Y estando al borde del precipicio
se me acelera la respiración,
con un paso más, pierdo el juicio.
Sé que notas mi vacilación.
Prefiero dar el paso definitivo al abismo
y que el vacío me haga sentir desesperado
y hasta perder la esencia de mi mismo,
a nunca haber sentido que he volado.
Dar el paso es cuestión de ahora o nunca,
ahora, irresistible, eres la fuerza gravitacional,
nunca me podría arrepentir de llegar a saltar.

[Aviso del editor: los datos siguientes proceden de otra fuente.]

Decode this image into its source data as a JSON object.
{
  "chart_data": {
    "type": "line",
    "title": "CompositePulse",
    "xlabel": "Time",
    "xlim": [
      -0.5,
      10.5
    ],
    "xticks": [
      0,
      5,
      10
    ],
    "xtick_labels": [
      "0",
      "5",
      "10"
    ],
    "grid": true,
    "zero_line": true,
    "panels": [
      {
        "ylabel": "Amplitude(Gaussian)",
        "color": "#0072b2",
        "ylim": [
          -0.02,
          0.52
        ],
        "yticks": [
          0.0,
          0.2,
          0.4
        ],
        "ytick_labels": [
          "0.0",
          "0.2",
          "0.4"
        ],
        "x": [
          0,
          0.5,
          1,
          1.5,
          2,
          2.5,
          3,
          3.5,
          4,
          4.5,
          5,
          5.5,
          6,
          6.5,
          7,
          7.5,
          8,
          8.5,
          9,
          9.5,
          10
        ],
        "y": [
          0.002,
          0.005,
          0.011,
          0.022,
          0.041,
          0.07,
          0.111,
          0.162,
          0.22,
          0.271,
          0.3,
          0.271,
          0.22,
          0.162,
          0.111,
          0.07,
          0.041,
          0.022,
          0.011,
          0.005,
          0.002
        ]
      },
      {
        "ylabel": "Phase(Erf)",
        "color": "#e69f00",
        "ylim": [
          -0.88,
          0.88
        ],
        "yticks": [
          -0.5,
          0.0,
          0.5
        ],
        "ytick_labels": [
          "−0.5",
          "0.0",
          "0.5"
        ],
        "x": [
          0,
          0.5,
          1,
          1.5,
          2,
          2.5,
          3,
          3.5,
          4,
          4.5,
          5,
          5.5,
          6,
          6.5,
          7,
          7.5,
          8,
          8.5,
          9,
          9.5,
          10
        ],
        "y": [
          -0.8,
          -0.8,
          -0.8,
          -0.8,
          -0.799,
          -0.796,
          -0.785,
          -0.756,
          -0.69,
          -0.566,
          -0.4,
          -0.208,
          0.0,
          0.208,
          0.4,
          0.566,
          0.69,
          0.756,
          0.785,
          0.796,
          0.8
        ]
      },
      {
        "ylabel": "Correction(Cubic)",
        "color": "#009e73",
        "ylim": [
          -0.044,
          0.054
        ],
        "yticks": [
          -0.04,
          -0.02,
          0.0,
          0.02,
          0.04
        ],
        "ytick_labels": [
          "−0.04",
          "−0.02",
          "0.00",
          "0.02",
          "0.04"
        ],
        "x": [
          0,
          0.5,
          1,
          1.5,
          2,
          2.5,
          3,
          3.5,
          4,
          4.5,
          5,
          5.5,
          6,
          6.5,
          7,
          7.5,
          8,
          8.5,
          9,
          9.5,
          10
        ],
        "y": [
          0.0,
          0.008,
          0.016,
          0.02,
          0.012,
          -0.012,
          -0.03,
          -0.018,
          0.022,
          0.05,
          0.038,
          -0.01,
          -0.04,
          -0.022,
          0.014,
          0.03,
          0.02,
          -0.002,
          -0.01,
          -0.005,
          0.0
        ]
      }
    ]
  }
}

Una caida nunca es mala si se disfruta.
Es arriesgarlo todo en ese último paso.
Es, capaz, poner mis esperanzas en ocaso.
Es, capaz, el principio de algo misterioso.
Este abismo es el retrato de un placer culposo.
Eres abismo. Eres la adrenalina de estar al borde de un precipicio. Eres la falta de respiración o, quizás, el exceso de ella. Eres la caída cuyo fondo desconozco y me gustaría conocer, conocer el misterio irracional de caer disfutando el paisaje y llegar a sentir que vuelo. Saber que hay un choque inminente, pero estar seguro que ha valido la pena. Y, en lo incierto de tu mirada, perderme en la más bella foto que mi cerebro recordará.